The Oriental Republic - a tribute to Juana de Ibarbourou

how long
does the sea take

the northern sun
lies low
on the 25th May

I belong
to a republic

which Artigas
and the Thirty-three
did not found

long shadows
always fall
across the beach

sky takes over
from the sea

we face the south
and cannot reach it

I sang
the caiman Styx

the Rio Negro
breathed on
like a mirror

I am quicksilver
where the glass reflects -

death is just
a surface
and I’m not gone

put me
in earth’s
light summer dress

so my body
feels the sensitive grass
without me

I want sun
to heat
the bones of flowers

Antarctic rain
to clothe me

we’ve had our share
of liberators -

Leviathan
keeps turning up
out of the sea

Behemoth charges
and grazes his herds
on the land

wind is the bird
that fills the sky

yes and east
of our easterly
republic

Maldoror founded
a republic
fit for sharks

Blackwell’s
Oxford
10 February 2018

The Oriental Republic of Uruguay was home to the poet Juana Fernandez Morales de Ibarbourou (1892-1979). Maldoror is well known to those who know the work of the so-called comte de Lautreamont, the pseudonym of the Uruguay-born Isidore-Lucien Ducasse (1846-70) who wrote “Les Chants de Maldoror”.

I do not paraphrase or quote anything from the verse of Juana de Ibarbourou in this poem.
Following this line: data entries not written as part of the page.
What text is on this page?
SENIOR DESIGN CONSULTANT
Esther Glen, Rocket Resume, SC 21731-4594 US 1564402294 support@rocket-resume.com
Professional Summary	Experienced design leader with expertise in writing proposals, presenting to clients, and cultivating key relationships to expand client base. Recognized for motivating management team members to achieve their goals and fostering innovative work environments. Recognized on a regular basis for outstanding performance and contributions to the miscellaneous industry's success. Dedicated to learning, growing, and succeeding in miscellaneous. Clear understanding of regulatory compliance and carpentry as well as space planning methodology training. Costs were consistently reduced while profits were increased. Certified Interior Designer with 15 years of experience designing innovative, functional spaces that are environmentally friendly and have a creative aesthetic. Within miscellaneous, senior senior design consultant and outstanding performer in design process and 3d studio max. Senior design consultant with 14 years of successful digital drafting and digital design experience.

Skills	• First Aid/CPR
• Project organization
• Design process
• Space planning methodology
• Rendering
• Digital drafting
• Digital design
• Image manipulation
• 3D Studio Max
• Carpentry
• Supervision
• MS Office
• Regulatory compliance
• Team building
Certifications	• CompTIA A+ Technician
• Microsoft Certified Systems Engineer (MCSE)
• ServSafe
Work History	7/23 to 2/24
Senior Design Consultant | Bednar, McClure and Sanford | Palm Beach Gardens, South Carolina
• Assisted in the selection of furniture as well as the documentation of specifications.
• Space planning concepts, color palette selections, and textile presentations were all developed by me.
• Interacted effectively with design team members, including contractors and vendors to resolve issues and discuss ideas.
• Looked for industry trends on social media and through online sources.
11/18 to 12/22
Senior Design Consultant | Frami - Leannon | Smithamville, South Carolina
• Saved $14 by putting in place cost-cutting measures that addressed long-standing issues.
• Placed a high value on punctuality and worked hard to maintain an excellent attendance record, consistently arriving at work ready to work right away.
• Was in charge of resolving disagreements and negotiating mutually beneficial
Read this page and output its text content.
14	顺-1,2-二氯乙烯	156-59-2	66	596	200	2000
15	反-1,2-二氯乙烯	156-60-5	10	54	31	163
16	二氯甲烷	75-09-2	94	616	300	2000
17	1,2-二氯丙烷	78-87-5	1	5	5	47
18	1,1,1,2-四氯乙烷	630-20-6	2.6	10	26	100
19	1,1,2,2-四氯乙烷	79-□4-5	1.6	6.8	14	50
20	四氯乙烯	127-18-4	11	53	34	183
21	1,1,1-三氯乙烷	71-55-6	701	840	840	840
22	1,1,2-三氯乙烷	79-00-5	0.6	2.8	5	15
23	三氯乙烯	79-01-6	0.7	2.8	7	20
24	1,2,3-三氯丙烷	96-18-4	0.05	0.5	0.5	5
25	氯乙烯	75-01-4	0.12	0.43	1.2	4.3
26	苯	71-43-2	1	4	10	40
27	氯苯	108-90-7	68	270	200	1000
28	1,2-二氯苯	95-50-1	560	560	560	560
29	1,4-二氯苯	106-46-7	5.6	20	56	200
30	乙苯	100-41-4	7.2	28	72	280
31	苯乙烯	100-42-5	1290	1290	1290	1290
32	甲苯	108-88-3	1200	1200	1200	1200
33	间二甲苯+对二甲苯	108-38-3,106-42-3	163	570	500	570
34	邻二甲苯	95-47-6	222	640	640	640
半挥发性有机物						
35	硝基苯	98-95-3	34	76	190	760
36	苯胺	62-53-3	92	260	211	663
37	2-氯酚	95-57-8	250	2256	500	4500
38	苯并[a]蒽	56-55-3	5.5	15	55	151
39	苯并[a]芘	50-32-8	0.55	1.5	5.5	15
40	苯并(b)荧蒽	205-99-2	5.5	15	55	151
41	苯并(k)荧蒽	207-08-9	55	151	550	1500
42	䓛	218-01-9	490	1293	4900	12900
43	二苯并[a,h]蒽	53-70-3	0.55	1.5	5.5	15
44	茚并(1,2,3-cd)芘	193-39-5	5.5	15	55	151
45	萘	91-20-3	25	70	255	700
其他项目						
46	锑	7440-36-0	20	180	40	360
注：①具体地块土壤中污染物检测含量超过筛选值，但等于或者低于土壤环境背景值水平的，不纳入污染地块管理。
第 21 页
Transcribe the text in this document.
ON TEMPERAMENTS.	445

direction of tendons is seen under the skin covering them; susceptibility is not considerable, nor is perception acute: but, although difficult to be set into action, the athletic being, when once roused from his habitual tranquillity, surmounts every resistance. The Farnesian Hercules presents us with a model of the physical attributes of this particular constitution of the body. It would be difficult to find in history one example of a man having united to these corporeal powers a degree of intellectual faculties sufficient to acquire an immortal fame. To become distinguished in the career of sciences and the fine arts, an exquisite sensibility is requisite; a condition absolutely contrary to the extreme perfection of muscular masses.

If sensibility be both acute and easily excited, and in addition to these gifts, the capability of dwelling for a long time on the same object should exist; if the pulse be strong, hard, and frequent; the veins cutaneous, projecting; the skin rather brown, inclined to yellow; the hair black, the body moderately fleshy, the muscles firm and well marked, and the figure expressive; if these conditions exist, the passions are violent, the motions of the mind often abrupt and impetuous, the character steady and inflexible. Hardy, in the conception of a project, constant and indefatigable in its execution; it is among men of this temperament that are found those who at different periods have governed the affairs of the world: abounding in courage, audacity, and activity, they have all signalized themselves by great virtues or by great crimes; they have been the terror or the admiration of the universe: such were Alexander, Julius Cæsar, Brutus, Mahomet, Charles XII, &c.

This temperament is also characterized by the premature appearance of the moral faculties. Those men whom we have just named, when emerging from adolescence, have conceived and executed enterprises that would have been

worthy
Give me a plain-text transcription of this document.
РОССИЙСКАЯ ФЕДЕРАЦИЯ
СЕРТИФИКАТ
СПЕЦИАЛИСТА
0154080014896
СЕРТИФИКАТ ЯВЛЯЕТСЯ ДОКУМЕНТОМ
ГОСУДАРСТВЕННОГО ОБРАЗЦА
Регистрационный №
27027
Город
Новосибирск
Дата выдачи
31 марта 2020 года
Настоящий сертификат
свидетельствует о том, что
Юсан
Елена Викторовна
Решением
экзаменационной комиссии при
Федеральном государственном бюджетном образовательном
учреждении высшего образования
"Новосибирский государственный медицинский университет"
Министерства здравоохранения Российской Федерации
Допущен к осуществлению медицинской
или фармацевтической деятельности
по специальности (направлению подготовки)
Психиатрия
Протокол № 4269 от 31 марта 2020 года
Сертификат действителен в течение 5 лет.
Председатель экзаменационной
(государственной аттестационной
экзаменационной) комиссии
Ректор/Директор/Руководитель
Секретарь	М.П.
It is all my own, so to speak ; - but she did write a famous poem in which she did request burial close to the ground surface, rather than interment in the kind of necropolis, for which the region of the River Plate is famous. She was a pantheist.

The flag of Uruguay features the same sun of the 25th May 1810 as the Argentine flag in acknowledgement of the May Revolution in the River Plate. Jose Gervasio Artigas (1764-1850) was the founder of the Uruguayan nation. Jose Antonio Lavalleja ( 1784-1853) led the revolt of the ” Thirty-three Orientals” ( or Easterners) against rule by the Brazilian Empire in 1825.

In New Zealand English, to say you have had ” your share” of something, is a modest self deprecatory comment, whether of enjoying good fortune or enduring trouble, and not the negative comment, it might be in other varieties of English.